MRM follows a three‑lines‑of‑defense approach, with defined responsibilities across model owners, independent risk teams, and internal audit. This seeks to ensure reliability and explainability are ongoing obligations, not one‑time reviews.
The result:
AI models are deployed with clear documentation, independent oversight, and continuous monitoring. This supports reliable outcomes, understandable decisions, and clear accountability in line with Manulife’s Code of Business Conduct and Ethics and enterprise risk expectations.
Manulife’s partnerships with AKKA and Adaptive ML directly support our sustainability principle by embedding efficiency and energy conscious design into how AI solutions are developed and scaled.
Through these partnerships, we:
- Develop AI solutions optimized for cost, speed, and efficient resource use
- Use smaller, more efficient models where appropriate, reducing computing power and energy requirements
- Optimize how computing resources are used during model training and tuning
- Regularly review and improve our infrastructure to help reduce overall energy consumption
By optimizing how AI solutions are built, leveraging smaller models where appropriate, and partnering with values-aligned vendors, Manulife seeks to integrate sustainability and energy-efficiency considerations directly into the AI development lifecycle.
Manulife maintains a dedicated AI Governance team, responsible for defining enterprise-wide standards, policies, and control requirements for AI. This team works in close partnership with legal, compliance, privacy, risk, and model owners. Model owners reside in the business and function teams and are accountable for making sure models align with business objectives and governance requirements by setting tolerance limits and performance monitoring thresholds.
Strategic oversight is provided by the AI Governance Council, operating as a GLT level SteerCo. This council brings together senior leaders to:
- Set enterprise direction for AI adoption
- Prioritize high impact AI use cases
- Ensure accountability and consistency across business and functions
This multilayered governance structure aims to ensure that safety, compliance, and ethical considerations are embedded from ideation through deployment and ongoing monitoring.
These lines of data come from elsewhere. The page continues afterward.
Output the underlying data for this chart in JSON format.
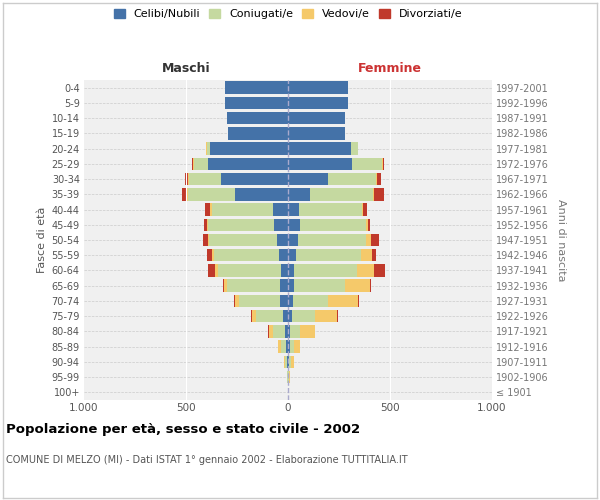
{
  "age_groups": [
    "100+",
    "95-99",
    "90-94",
    "85-89",
    "80-84",
    "75-79",
    "70-74",
    "65-69",
    "60-64",
    "55-59",
    "50-54",
    "45-49",
    "40-44",
    "35-39",
    "30-34",
    "25-29",
    "20-24",
    "15-19",
    "10-14",
    "5-9",
    "0-4"
  ],
  "birth_years": [
    "≤ 1901",
    "1902-1906",
    "1907-1911",
    "1912-1916",
    "1917-1921",
    "1922-1926",
    "1927-1931",
    "1932-1936",
    "1937-1941",
    "1942-1946",
    "1947-1951",
    "1952-1956",
    "1957-1961",
    "1962-1966",
    "1967-1971",
    "1972-1976",
    "1977-1981",
    "1982-1986",
    "1987-1991",
    "1992-1996",
    "1997-2001"
  ],
  "males": {
    "celibi": [
      0,
      2,
      5,
      8,
      15,
      25,
      40,
      40,
      35,
      45,
      55,
      70,
      75,
      260,
      330,
      390,
      380,
      295,
      300,
      310,
      310
    ],
    "coniugati": [
      0,
      3,
      10,
      25,
      60,
      130,
      200,
      260,
      310,
      320,
      330,
      320,
      300,
      230,
      155,
      70,
      15,
      0,
      0,
      0,
      0
    ],
    "vedovi": [
      0,
      2,
      5,
      15,
      20,
      20,
      20,
      15,
      15,
      10,
      5,
      5,
      5,
      5,
      5,
      5,
      5,
      0,
      0,
      0,
      0
    ],
    "divorziati": [
      0,
      0,
      0,
      0,
      5,
      5,
      5,
      5,
      30,
      20,
      25,
      15,
      25,
      25,
      15,
      5,
      0,
      0,
      0,
      0,
      0
    ]
  },
  "females": {
    "nubili": [
      0,
      2,
      5,
      8,
      10,
      20,
      25,
      30,
      30,
      40,
      50,
      60,
      55,
      110,
      195,
      315,
      310,
      280,
      280,
      295,
      295
    ],
    "coniugate": [
      0,
      2,
      8,
      20,
      50,
      110,
      170,
      250,
      310,
      320,
      330,
      320,
      310,
      305,
      235,
      145,
      35,
      0,
      0,
      0,
      0
    ],
    "vedove": [
      0,
      5,
      15,
      30,
      70,
      110,
      150,
      120,
      80,
      50,
      25,
      10,
      5,
      5,
      5,
      5,
      0,
      0,
      0,
      0,
      0
    ],
    "divorziate": [
      0,
      0,
      0,
      0,
      0,
      5,
      5,
      5,
      55,
      20,
      40,
      10,
      15,
      50,
      20,
      5,
      0,
      0,
      0,
      0,
      0
    ]
  },
  "colors": {
    "celibi": "#4472a8",
    "coniugati": "#c5d9a0",
    "vedovi": "#f5c96a",
    "divorziati": "#c0392b"
  },
  "xlim": 1000,
  "title": "Popolazione per età, sesso e stato civile - 2002",
  "subtitle": "COMUNE DI MELZO (MI) - Dati ISTAT 1° gennaio 2002 - Elaborazione TUTTITALIA.IT",
  "ylabel_left": "Fasce di età",
  "ylabel_right": "Anni di nascita",
  "xlabel_left": "Maschi",
  "xlabel_right": "Femmine",
  "background": "#f0f0f0"
}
This layered oversight model helps ensure AI solutions operate within defined risk tolerances while remaining adaptable as technologies, regulations, and expectations evolve.
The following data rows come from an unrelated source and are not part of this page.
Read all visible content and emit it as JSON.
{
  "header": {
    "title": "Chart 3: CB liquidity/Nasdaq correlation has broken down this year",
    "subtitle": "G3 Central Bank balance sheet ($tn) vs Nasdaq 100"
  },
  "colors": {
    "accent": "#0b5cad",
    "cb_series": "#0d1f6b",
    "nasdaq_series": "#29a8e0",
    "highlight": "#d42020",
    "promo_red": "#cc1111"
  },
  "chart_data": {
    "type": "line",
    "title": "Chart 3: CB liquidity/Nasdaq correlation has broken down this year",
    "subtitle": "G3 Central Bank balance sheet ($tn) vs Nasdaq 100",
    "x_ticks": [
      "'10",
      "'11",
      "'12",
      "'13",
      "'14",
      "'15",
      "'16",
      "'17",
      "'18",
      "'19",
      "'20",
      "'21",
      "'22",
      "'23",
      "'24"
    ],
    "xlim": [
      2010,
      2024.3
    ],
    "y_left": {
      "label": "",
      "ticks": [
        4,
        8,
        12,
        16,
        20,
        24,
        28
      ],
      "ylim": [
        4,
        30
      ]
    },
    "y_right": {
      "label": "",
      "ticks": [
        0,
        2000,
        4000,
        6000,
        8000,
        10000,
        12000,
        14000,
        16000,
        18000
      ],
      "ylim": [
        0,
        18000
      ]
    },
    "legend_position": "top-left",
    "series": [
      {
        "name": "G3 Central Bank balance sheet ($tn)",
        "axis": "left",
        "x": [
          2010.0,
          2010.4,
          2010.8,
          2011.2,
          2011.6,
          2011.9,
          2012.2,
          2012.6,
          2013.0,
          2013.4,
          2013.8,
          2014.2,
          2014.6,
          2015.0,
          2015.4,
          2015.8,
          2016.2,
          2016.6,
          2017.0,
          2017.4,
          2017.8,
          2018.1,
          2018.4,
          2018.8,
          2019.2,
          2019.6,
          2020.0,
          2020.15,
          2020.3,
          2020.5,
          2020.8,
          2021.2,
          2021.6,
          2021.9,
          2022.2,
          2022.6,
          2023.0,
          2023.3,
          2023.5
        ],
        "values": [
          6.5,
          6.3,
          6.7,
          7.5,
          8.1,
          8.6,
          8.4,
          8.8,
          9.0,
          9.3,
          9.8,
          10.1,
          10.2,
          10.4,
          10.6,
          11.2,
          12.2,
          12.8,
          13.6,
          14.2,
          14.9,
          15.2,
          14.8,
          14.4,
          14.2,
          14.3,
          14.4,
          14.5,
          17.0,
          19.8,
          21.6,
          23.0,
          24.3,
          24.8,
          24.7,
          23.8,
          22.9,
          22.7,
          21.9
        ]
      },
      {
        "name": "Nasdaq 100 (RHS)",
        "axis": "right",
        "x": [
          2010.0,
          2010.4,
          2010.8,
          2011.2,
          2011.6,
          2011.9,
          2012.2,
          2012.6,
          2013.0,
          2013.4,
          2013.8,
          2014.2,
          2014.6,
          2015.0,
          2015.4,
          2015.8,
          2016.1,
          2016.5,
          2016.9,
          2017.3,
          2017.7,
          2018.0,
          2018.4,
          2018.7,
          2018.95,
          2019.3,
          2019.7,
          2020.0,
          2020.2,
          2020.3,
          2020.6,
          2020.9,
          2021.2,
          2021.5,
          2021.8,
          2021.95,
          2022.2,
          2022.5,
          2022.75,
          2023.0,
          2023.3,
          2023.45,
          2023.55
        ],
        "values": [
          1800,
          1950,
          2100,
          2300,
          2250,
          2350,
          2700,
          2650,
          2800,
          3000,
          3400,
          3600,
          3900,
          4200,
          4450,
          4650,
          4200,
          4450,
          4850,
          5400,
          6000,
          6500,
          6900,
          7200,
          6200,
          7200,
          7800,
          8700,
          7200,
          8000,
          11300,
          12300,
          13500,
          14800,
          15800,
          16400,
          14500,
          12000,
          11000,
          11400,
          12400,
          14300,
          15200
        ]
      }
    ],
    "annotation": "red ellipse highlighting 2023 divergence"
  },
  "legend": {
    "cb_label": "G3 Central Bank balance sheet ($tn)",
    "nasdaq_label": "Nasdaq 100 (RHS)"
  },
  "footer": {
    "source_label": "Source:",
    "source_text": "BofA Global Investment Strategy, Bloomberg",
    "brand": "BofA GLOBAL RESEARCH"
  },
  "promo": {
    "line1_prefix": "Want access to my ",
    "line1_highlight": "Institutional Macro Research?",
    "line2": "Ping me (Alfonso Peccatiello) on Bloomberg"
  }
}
Manulife invests in continuous learning to stay aligned with evolving AI technologies, governance practices, and regulatory expectations.
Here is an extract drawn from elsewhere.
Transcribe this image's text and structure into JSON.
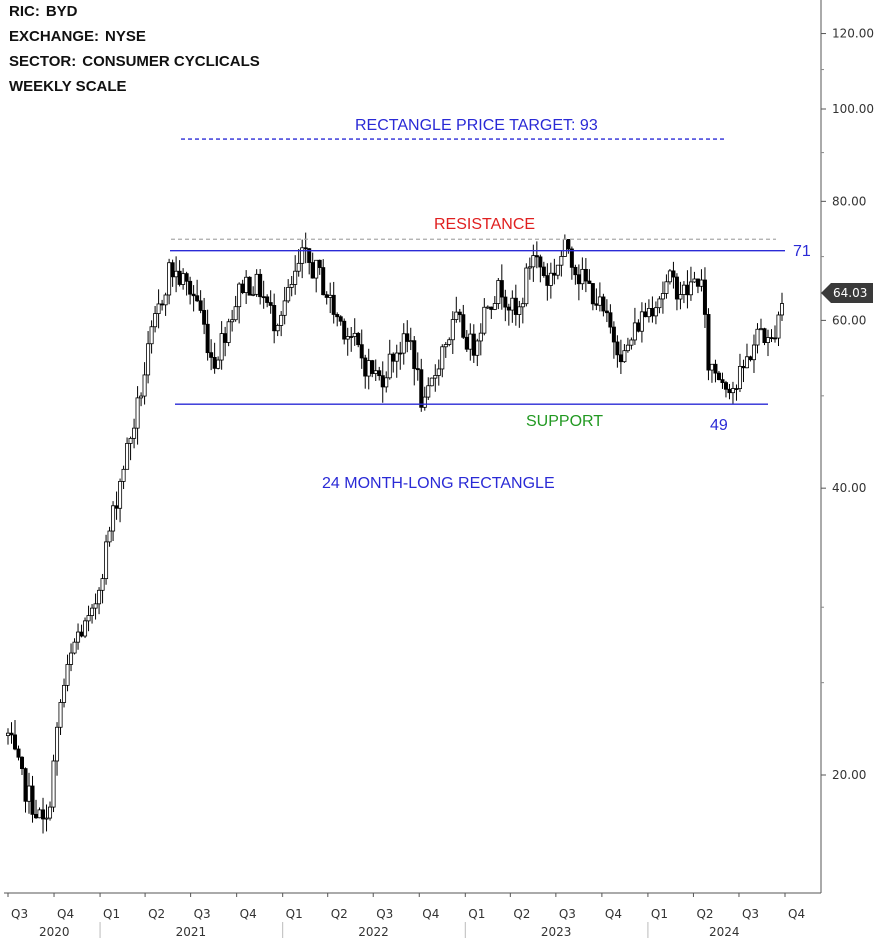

We recognize that generative AI is evolving rapidly, and our governance, controls, and practices are designed to evolve with it. This establishes a clear baseline while continuously learning from new risks, technologies, and regulatory developments.
Our senior AI leaders regularly participate in and speak at Responsible AI and AI governance conferences, contributing practical experience and engaging with peers on the safe and ethical use of AI.
We collaborate with leading academic institutions, including Harvard University, MIT, York University, the University of Waterloo, and the National University of Singapore, to stay closely connected to emerging research and applied best practices.
Manulife also supports public dialogue through initiatives such as the Hinton Lectures, which convene global experts to explore AI safety, ethics, and societal impact.